弁護士 秋山亘のコラム

2017.10.10更新

マンション申込証拠金の法律問題

 

<質問>

私は、あるマンションの一室を購入する方向で検討しており、分譲業者の指示に従いって購入受付の際に「申込証拠拠金」として金10万円を支払いました。

しかし、その後そのマンションの建築工法に関する悪い評判を聞いたため、購入契約は締結せず、別の物件を購入することになりました。

この場合、前記の申込証拠金は返してもらえるのでしょうか。

<回答>

本件のように、マンションを購入するとして申込証拠金を支払ったが、結局、契約不成立には至らなかったという場合、申込証拠金の返還を請求できるのでしょうか。

この問題は、申込証拠金の法的性質をどのように捉えるかによって結論が分かれます。例えば、申込証拠金の法的性質を手付金の一種と捉える場合には、手付金を放棄しないと契約の解約は出来ないということになりますので、申込証拠金の返還はできません。
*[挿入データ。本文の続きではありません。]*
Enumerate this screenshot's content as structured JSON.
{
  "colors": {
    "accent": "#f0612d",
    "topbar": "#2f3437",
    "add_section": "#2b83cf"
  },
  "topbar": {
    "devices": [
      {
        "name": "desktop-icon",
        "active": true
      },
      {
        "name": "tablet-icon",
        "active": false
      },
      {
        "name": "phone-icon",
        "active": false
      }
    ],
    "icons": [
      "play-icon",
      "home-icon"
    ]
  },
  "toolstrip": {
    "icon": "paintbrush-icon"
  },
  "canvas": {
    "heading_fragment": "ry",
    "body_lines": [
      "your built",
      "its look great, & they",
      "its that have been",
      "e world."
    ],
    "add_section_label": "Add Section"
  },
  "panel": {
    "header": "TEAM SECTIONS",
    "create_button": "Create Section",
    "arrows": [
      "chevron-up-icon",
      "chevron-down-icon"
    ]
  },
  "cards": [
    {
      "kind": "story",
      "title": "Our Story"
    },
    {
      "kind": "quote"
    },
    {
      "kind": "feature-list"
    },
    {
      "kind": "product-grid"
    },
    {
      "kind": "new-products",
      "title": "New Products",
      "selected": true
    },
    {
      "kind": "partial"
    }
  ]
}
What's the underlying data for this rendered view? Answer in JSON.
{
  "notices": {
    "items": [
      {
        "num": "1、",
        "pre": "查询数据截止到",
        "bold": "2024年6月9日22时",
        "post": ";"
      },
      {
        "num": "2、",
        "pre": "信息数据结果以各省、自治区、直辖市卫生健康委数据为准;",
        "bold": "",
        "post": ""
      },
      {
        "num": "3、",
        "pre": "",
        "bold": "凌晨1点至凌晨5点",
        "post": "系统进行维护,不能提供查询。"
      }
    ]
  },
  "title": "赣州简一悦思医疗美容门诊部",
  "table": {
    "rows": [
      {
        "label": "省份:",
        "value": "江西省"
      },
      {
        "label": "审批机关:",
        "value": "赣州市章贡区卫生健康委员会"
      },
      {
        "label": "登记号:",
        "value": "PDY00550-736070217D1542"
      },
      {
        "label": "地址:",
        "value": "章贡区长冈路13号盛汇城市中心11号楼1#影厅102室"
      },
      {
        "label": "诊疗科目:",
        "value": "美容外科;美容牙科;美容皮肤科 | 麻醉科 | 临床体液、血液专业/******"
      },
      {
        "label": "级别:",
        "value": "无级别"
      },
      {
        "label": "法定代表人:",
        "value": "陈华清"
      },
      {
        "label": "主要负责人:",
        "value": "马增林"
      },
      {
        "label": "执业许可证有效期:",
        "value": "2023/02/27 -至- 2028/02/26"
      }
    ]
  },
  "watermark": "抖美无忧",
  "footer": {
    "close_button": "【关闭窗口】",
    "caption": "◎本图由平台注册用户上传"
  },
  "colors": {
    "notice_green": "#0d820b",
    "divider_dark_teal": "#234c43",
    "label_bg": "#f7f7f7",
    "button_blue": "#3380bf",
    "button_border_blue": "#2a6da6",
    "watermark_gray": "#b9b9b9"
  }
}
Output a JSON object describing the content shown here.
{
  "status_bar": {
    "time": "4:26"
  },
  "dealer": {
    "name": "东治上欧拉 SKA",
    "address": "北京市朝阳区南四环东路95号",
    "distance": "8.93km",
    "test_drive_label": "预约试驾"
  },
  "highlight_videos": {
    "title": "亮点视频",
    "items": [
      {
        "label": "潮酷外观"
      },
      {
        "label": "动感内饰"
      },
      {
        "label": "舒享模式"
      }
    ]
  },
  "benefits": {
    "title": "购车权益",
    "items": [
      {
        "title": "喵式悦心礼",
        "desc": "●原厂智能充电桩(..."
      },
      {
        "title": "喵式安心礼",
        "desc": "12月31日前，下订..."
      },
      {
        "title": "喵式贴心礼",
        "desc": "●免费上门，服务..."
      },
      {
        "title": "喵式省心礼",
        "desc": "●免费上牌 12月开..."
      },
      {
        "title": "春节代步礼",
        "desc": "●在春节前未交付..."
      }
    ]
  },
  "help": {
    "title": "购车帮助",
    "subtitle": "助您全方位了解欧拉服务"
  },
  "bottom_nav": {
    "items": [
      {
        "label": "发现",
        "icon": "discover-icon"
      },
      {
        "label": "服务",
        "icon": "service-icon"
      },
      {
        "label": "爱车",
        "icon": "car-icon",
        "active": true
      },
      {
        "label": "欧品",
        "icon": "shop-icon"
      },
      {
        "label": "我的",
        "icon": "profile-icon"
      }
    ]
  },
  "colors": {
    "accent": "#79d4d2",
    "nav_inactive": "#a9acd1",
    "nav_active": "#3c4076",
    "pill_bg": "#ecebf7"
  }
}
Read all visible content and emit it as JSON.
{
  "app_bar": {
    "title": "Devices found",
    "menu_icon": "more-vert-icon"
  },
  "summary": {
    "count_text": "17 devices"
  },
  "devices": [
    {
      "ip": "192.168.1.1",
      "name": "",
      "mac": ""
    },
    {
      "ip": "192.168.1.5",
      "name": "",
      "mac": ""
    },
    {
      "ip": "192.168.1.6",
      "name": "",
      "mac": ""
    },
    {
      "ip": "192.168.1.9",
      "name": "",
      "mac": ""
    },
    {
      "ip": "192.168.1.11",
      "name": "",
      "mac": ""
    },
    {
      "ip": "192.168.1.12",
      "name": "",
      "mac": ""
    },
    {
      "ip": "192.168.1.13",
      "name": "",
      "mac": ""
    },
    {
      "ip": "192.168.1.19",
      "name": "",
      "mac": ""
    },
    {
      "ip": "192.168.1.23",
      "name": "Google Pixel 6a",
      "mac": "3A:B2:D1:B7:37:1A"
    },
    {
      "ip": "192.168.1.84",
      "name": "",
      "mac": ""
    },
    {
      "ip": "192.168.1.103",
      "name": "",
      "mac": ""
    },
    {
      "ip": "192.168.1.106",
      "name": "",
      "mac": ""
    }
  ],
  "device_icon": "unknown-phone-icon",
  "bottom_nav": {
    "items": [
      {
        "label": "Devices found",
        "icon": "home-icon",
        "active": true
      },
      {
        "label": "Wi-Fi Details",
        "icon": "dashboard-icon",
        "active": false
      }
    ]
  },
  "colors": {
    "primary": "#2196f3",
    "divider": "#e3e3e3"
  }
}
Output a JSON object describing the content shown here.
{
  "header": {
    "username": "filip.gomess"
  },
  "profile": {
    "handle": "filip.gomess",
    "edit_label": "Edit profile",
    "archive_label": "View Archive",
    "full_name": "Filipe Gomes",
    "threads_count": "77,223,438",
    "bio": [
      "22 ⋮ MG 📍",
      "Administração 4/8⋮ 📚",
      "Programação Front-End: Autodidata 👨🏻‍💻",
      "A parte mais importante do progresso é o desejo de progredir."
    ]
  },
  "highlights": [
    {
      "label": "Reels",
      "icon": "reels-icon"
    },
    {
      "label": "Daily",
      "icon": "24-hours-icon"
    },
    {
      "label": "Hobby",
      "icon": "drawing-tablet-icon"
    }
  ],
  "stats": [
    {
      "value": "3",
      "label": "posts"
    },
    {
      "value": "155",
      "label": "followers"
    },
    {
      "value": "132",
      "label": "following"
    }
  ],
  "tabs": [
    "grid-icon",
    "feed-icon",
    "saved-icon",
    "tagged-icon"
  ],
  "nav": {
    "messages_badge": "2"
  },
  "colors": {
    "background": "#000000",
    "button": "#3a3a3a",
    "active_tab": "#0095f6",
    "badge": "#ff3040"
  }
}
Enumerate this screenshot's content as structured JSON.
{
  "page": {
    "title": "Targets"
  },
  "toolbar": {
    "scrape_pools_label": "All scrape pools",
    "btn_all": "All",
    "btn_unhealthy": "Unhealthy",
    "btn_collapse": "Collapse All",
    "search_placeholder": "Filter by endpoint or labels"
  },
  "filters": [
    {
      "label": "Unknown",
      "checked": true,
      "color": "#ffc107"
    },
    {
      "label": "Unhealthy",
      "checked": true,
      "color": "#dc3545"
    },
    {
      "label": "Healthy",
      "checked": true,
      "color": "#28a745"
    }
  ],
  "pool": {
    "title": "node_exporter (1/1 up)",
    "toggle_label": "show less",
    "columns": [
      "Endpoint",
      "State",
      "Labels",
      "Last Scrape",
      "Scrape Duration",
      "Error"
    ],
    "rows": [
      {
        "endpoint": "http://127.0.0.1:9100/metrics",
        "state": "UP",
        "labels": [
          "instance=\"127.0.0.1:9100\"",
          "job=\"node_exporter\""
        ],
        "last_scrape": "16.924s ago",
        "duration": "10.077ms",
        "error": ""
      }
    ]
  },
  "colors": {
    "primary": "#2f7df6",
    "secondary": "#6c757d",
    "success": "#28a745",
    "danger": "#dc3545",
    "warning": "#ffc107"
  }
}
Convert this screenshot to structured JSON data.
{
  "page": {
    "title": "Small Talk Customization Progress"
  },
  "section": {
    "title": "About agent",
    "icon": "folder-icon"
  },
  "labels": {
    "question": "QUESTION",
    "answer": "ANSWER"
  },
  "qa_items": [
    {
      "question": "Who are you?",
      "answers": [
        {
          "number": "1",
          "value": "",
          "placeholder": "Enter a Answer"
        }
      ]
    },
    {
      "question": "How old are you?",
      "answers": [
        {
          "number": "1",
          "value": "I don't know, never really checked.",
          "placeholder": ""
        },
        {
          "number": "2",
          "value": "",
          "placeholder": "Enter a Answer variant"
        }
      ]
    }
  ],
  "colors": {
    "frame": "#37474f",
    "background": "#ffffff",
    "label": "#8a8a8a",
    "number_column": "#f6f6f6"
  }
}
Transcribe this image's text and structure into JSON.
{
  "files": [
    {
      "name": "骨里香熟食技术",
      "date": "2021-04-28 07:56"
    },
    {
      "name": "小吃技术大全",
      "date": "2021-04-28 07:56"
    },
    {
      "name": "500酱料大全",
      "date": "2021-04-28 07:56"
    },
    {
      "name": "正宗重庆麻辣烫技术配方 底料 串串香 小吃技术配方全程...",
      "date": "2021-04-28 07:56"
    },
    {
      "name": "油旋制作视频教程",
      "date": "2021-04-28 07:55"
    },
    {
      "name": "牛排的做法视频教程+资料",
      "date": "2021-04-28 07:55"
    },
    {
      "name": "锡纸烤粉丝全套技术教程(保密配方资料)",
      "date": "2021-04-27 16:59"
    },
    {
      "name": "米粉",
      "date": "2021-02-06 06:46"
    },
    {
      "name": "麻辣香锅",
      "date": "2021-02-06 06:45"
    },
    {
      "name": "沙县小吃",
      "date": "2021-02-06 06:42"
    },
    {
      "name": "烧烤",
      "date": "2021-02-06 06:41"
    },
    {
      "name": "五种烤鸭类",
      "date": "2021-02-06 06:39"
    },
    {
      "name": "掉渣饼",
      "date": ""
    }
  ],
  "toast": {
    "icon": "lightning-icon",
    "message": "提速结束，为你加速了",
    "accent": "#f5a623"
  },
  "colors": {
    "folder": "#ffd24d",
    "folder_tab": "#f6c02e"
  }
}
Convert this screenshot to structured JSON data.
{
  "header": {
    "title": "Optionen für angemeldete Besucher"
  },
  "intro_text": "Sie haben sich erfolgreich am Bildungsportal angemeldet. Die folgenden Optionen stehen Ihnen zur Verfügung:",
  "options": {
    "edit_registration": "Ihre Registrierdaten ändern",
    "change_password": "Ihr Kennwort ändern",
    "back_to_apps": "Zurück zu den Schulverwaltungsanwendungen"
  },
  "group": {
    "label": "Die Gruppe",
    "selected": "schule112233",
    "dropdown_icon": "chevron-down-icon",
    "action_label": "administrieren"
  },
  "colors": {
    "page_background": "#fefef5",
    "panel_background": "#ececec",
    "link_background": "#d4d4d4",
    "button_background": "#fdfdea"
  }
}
しかし、実務上は、申込証拠金は、特約のない限り、手付けと言うよりは、申込みを一時担保し優先順位を確保するための金銭であり、契約締結に至らないときは売主である宅建業者は返還する必要があるという見解が多数説(明石三郎ほか『詳解宅地建物取引業法』316頁、山岸ほか『ケース取引』4頁)となっております。また、各都道府県の不動産指導部でも、契約不成立の場合には全額返還するよう指導しているようです(昭和48年2月26日付建設省不動産室長通達も同旨)。正式な売買契約等を締結するには至っていない以上は手付金とは解せないこと、申込証拠金の法的性質について曖昧なまま金銭の授受が行われているという現状に照らせば、上記見解が妥当と思われます。

ただし、申込証拠金の受領証などに、例えば「契約が成立しない場合には申込証拠金は返還しない」旨の特約を設けていた場合には、そのような特約に従った処理をすべきことになりますので、原則として返還請求は出来ないことになります。

もっとも、消費者契約法からすれば、こうした条項も無効とされる可能性もあります。特に、申込証拠金の金額が通例に比して高額である場合には「全額返還しない」旨の条項は、無効とされる可能性も十分にありますので、購入業者との交渉次第では一部返金される可能性もあると思われます。